Agricultural Appropriation Act of 1923
- Long title: An Act Making appropriations for the Department of Agriculture for the fiscal year ending June 30, 1923, and for other purposes.
- Enacted by: the 67th United States Congress

Citations
- Statutes at Large: 42 Stat. 507

Legislative history
- Introduced in the House as H.R. 10730;

= Agricultural Appropriation Act of 1923 =

United States federal law

The public Act number 217, sometimes called the Agricultural Appropriation Act of 1923, is an Act of the 67th United States Congress, which was passed on 11 May 1922, and which relates to the fiscal year 1923. This Act is chapter 185 of the Second Session of the 67th Congress. The Bill for this Act was H.R. 10730. The Act is part of United States federal law.

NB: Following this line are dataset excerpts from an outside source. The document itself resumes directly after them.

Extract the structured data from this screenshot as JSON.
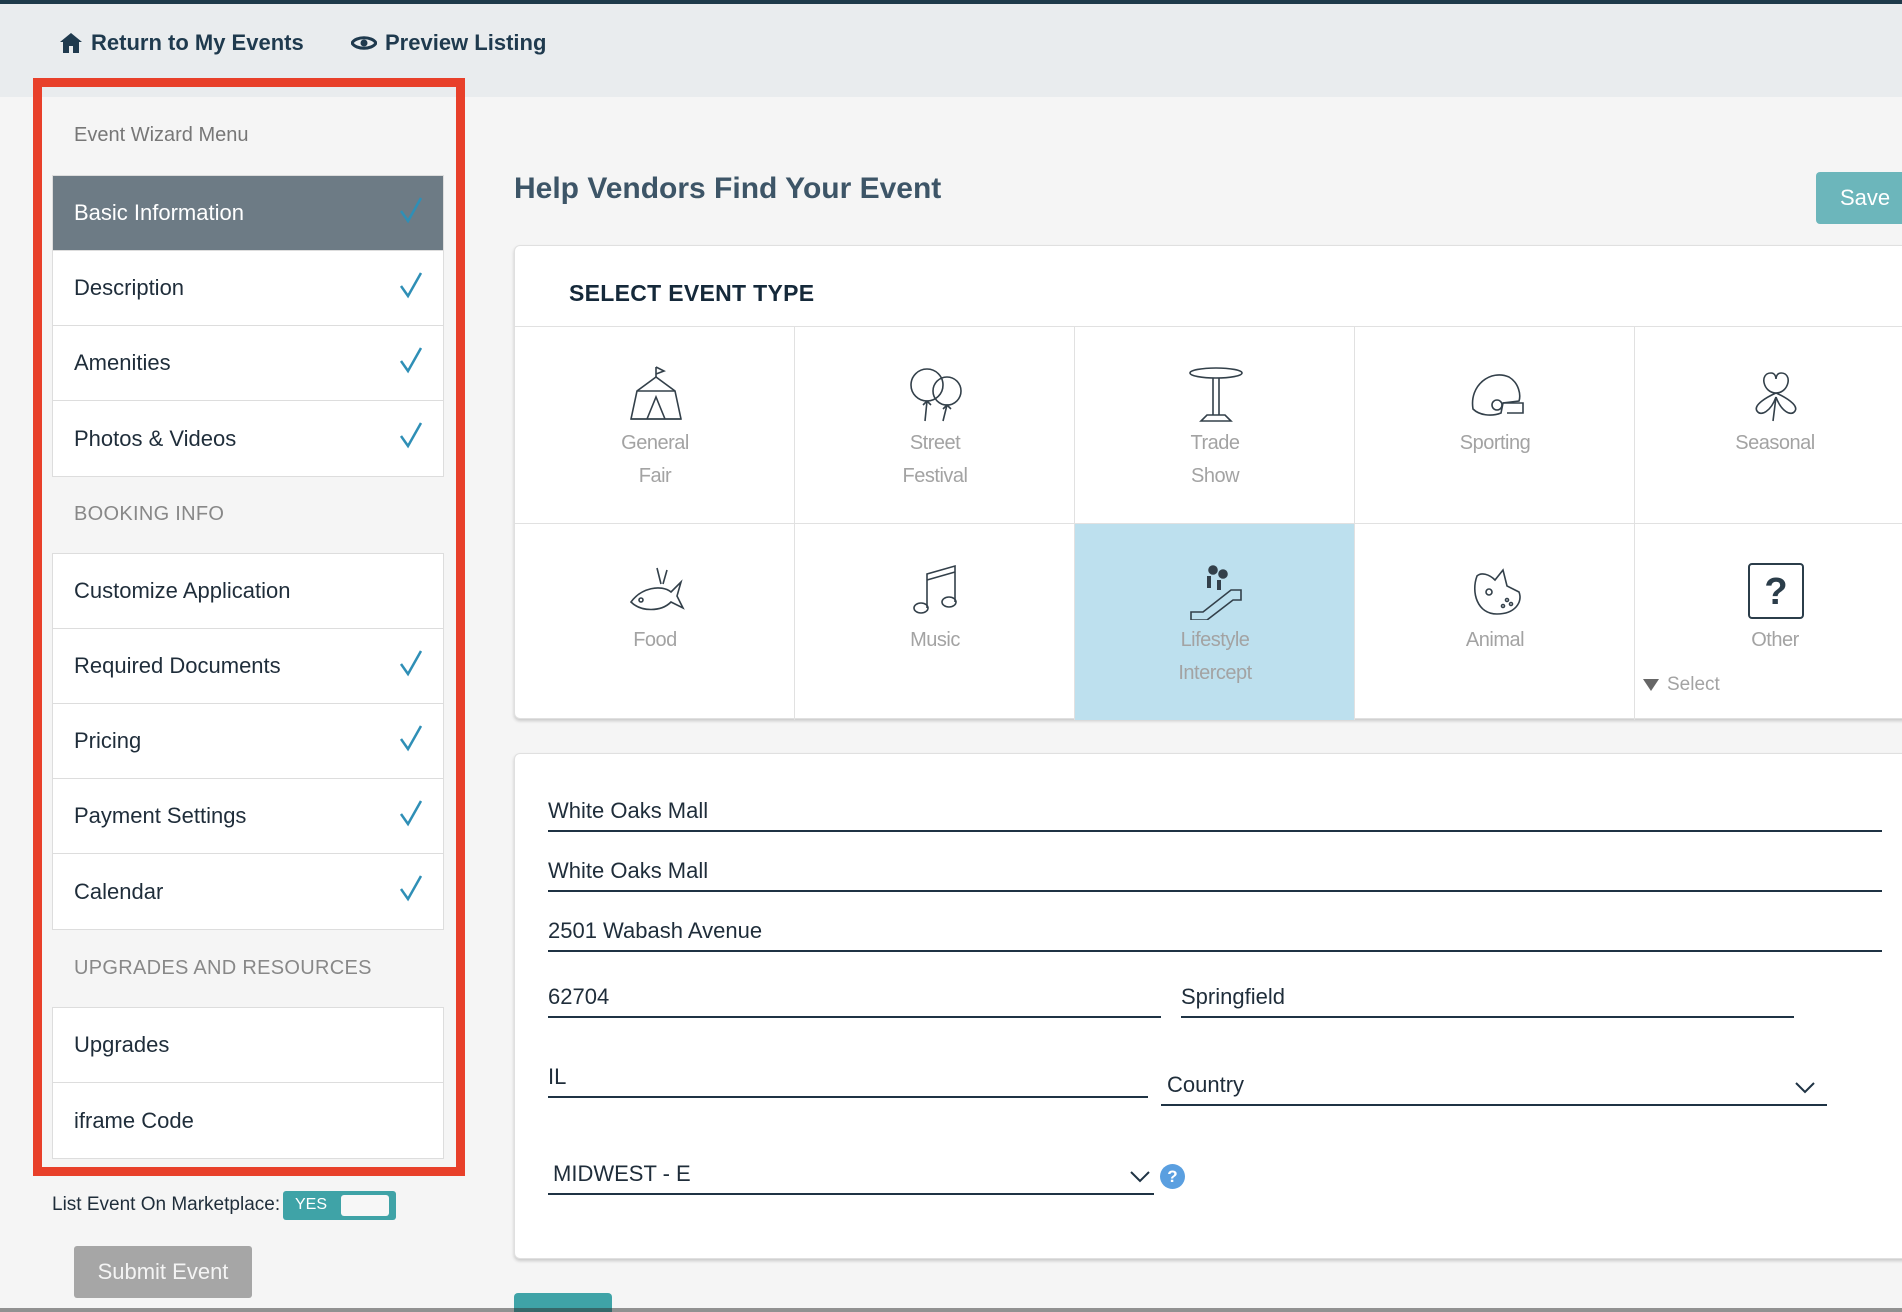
{
  "topbar": {
    "return_label": "Return to My Events",
    "preview_label": "Preview Listing"
  },
  "sidebar": {
    "wizard_title": "Event Wizard Menu",
    "group1": [
      {
        "label": "Basic Information",
        "done": true,
        "active": true
      },
      {
        "label": "Description",
        "done": true
      },
      {
        "label": "Amenities",
        "done": true
      },
      {
        "label": "Photos & Videos",
        "done": true
      }
    ],
    "booking_title": "BOOKING INFO",
    "group2": [
      {
        "label": "Customize Application",
        "done": false
      },
      {
        "label": "Required Documents",
        "done": true
      },
      {
        "label": "Pricing",
        "done": true
      },
      {
        "label": "Payment Settings",
        "done": true
      },
      {
        "label": "Calendar",
        "done": true
      }
    ],
    "upgrades_title": "UPGRADES AND RESOURCES",
    "group3": [
      {
        "label": "Upgrades",
        "done": false
      },
      {
        "label": "iframe Code",
        "done": false
      }
    ],
    "marketplace_label": "List Event On Marketplace:",
    "marketplace_toggle": "YES",
    "submit_label": "Submit Event"
  },
  "main": {
    "heading": "Help Vendors Find Your Event",
    "save_label": "Save",
    "event_type_title": "SELECT EVENT TYPE",
    "types": [
      {
        "line1": "General",
        "line2": "Fair",
        "icon": "tent-icon"
      },
      {
        "line1": "Street",
        "line2": "Festival",
        "icon": "balloons-icon"
      },
      {
        "line1": "Trade",
        "line2": "Show",
        "icon": "table-icon"
      },
      {
        "line1": "Sporting",
        "line2": "",
        "icon": "helmet-icon"
      },
      {
        "line1": "Seasonal",
        "line2": "",
        "icon": "shamrock-icon"
      },
      {
        "line1": "Food",
        "line2": "",
        "icon": "fish-icon"
      },
      {
        "line1": "Music",
        "line2": "",
        "icon": "music-note-icon"
      },
      {
        "line1": "Lifestyle",
        "line2": "Intercept",
        "icon": "escalator-icon",
        "selected": true
      },
      {
        "line1": "Animal",
        "line2": "",
        "icon": "pig-icon"
      },
      {
        "line1": "Other",
        "line2": "",
        "icon": "question-icon",
        "select_label": "Select"
      }
    ],
    "location": {
      "venue_name": "White Oaks Mall",
      "venue_name2": "White Oaks Mall",
      "address": "2501 Wabash Avenue",
      "zip": "62704",
      "city": "Springfield",
      "state": "IL",
      "country": "Country",
      "region": "MIDWEST - E"
    }
  },
  "colors": {
    "accent_teal": "#3fa3a7",
    "highlight_outline": "#e8402a",
    "selected_tile": "#bde0ee",
    "active_menu": "#6d7b85",
    "check": "#2f8fb6"
  }
}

This Act merged the Bureau of Markets and Crop Estimates (BMCE) with the Office of Farm Management and Farm Economics (OFMFE) on July 1, 1922, to form the Bureau of Agricultural Economics (BAE). Its purpose was to analyze and receive reports relating to foreign agriculture. It was the central statistical and economic research agency of the Commerce Department, which was responsible for collecting, analyzing, and publishing a wide variety of facts about agriculture. This included data on production, supply and demand, consumption, prices, costs and income, marketing, transportation, labor, agricultural finance, farm management, credit, taxation, land and water utilization, and other aspects of agricultural production and distribution.

Two provisos to a paragraph of this Act are codified in section 556 of the Title 16 of the United States Code.